Dice Rafael Argullol en su libro Visión desde el fondo del mar que “somos capaces de vivir decenas de ciudades en cada ciudad. Sin embargo habréis observado hasta qué punto nosotros somos un reflejo fiel de esas múltiples ciudades, pues, de hecho, las amamos o maltratamos de acuerdo con nuestro propio amor u odio”
Cierto. Podría decir, por ejemplo, que sólo he estado en París una vez. En las otras ocasiones París era el escenario de experiencias, vivencias que tenían mayor fuerza que la propia ciudad.

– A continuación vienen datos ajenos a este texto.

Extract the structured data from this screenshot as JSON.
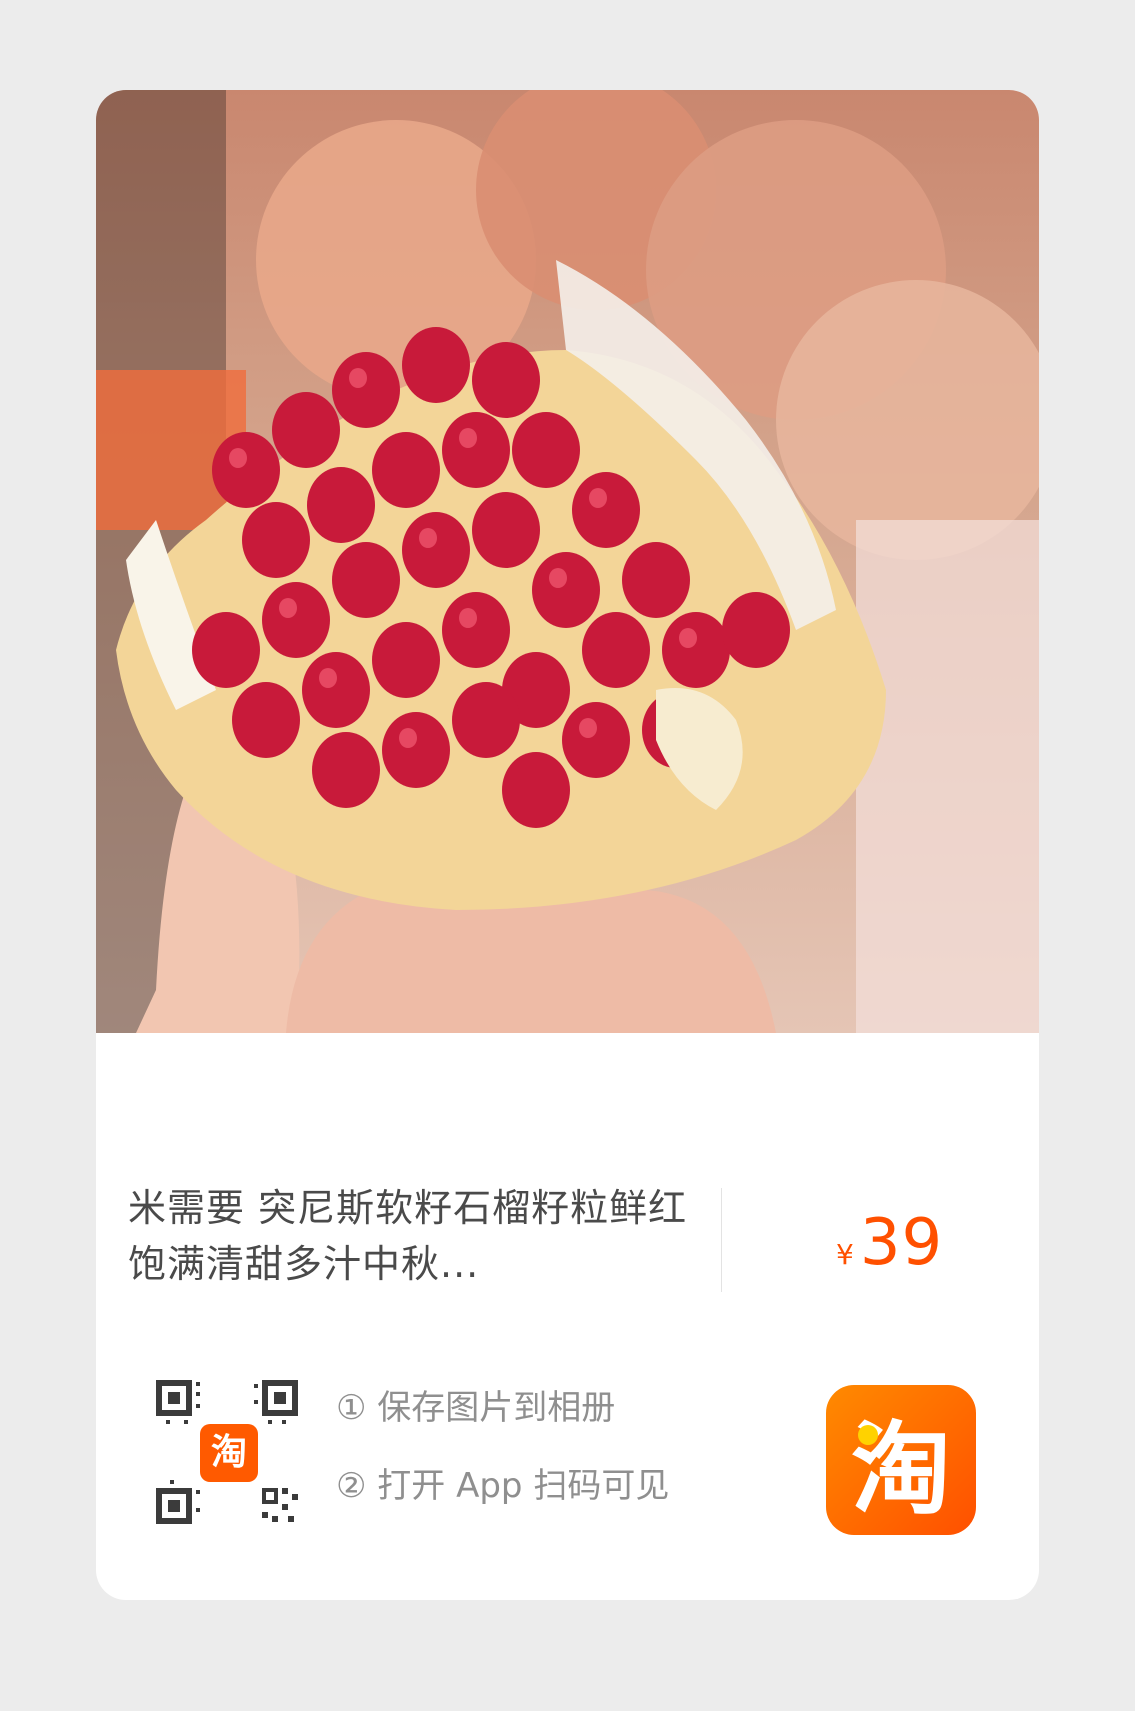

Viajé a Ginebra en 2003. En principio era un lugar puente entre mi travesía por los Alpes y un viaje a Méjico. Había pasado veinte días con Alberto acompañándole en su recorrido completo de la cordillera desde Niza hasta Eslovenia. Yo venía de Pirineos, una semana de caminar por la zona de Aigüestortes con un amigo. Nos encontramos en Larche, en los Alpes de la Alta Provenza, y nos separamos en Alagna Valsesia, al pie del Monte Rosa. La niebla nos había acompañado en ese último día. Dormimos en un albergue que más parecía una residencia de ancianos convertida en hotel, pero teníamos una habitación con mucha luz, limpia y con ducha. Me encontraba emocionada por la doble despedida, la suya y la de la montaña y algo inquieta ante mi viaje. Al día siguiente él retomó su camino y yo cogí un autobús a algún pueblo por donde pasaba el tren a Milán para partir, dos días después, a Ginebra y desde allí a Méjico.

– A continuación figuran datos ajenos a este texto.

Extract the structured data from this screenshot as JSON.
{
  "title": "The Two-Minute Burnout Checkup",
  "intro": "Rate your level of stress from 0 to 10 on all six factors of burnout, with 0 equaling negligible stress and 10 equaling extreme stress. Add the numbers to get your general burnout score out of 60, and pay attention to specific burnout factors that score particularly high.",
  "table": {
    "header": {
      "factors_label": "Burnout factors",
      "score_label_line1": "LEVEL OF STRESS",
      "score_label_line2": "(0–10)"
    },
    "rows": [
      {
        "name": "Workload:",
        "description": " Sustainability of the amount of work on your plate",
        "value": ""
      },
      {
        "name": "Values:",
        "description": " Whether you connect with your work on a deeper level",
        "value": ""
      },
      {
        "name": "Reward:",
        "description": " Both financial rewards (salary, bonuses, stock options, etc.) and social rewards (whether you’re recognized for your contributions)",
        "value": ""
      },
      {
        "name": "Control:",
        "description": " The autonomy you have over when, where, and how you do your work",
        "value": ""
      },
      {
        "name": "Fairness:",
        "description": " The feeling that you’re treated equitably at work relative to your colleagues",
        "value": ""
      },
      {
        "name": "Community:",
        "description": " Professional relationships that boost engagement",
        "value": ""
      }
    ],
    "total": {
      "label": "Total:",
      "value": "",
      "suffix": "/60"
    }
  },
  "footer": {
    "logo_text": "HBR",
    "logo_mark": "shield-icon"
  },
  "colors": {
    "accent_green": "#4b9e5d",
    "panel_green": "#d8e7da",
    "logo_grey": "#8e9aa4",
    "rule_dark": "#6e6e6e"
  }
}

Habíamos compartido las veinticuatro horas durante veinte días extraordinariamente bellos. En mi cuaderno de notas escribí: estoy sola. Algo de nerviosismo, otro poco de inseguridad, bastante de exaltación, y una gran dosis de felicidad que me transmitía un cuerpo que había disfrutado del esfuerzo, del sudor, de la fuerza de mis piernas, de la posibilidad de sentirlo al completo, un cuerpo curtido durante casi un mes de caminar sin interrupción como las cabras; eso era yo en aquel momento.
Mi estancia en Ginebra está teñida de un sentimiento de soledad. Soledad frente a cosmopolitismo. Me sentía feliz sentada en una terraza del Quai du Mont Blanc delante de una cerveza. El aislamiento propio de la montaña había dado paso a un hervidero de rostros, de actitudes, de sonidos, de música. Paseé por la ciudad, me compré dos libros para el viaje y los primeros días en Méjico: Elsa Morente y Almudena Grandes, en el Marché aux Puces husmeé en una caja repleta de gafas de sol y conseguí unas por un par de euros, comí en un tailandés muy barato donde me clavaron por el café, escribí a mi otro chico, aquel que me llamaba pequeño saltamontes, y cobijada en la habitación del hotel escuché música y estuve tranquila conmigo misma. Ginebra no es la ciudad de los museos, el Jet d'eau, los edificios históricos y políticos, es el disfrute de la soledad en medio del gentío y el contacto, la comunicación con mi persona.
2 comentarios:
Entiendo esa sensación de después de haberle dado al cuerpo tanta fatiga consentida. Todo se abre en una terraza con una cerveza. Hasta la vida coincide con uno. Escribes de cine.
Un beso
Me gusta eso de que "hasta la vida coincide con uno". Y gracias por el piropo, me halaga, y más viniendo de ti.